Im Jahr 2009 erarbeitet eine Expertengruppe von Wirtschaftsleuten, Wirtschaftswissenschaftlern und Ethikern im Auftrag der Stiftung Weltethos ein »Manifest für ein Globales Wirtschaftsethos« . 16 Dieses Manifest fasst den Inhalt eines Weltwirtschaftsethos präzis zusammen: Die beiden Prinzipien aus der Weltethos-Erklärung von 1993 – das Humanitäts- und Gegenseitigkeitsprinzip – bilden auch die Grundlage (Teil I) des neuen Manifests (Art. 1 – 4).
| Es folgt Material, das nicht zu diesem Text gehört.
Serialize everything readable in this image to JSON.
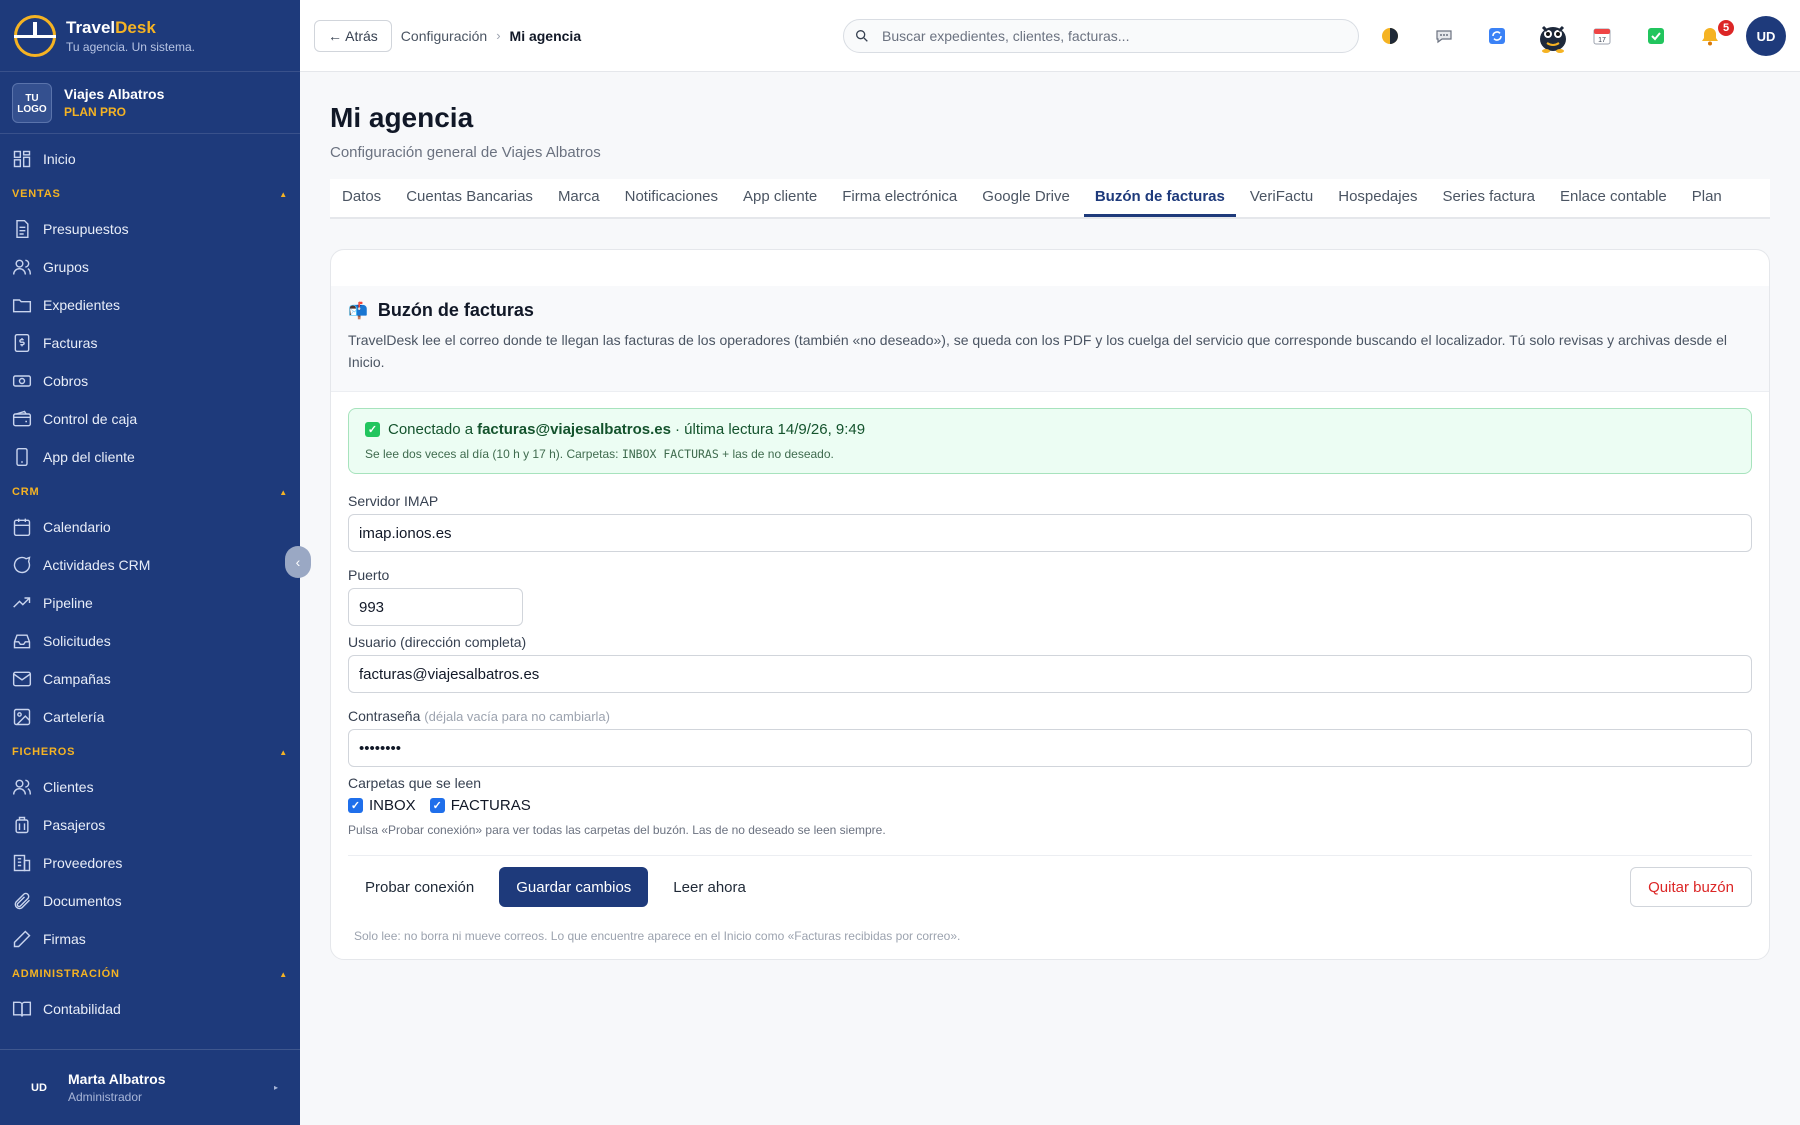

Und wie in der Weltethos-Erklärung bauen im Manifest jene vier Imperative darauf auf, von denen bereits die Rede war: nicht morden (vgl. Art. 5–6), nicht stehlen (vgl. Art. 7 – 9), nicht lügen (vgl. Art. 10 – 11), nicht Sexualität missbrauchen (vgl. Art. 12 – 13).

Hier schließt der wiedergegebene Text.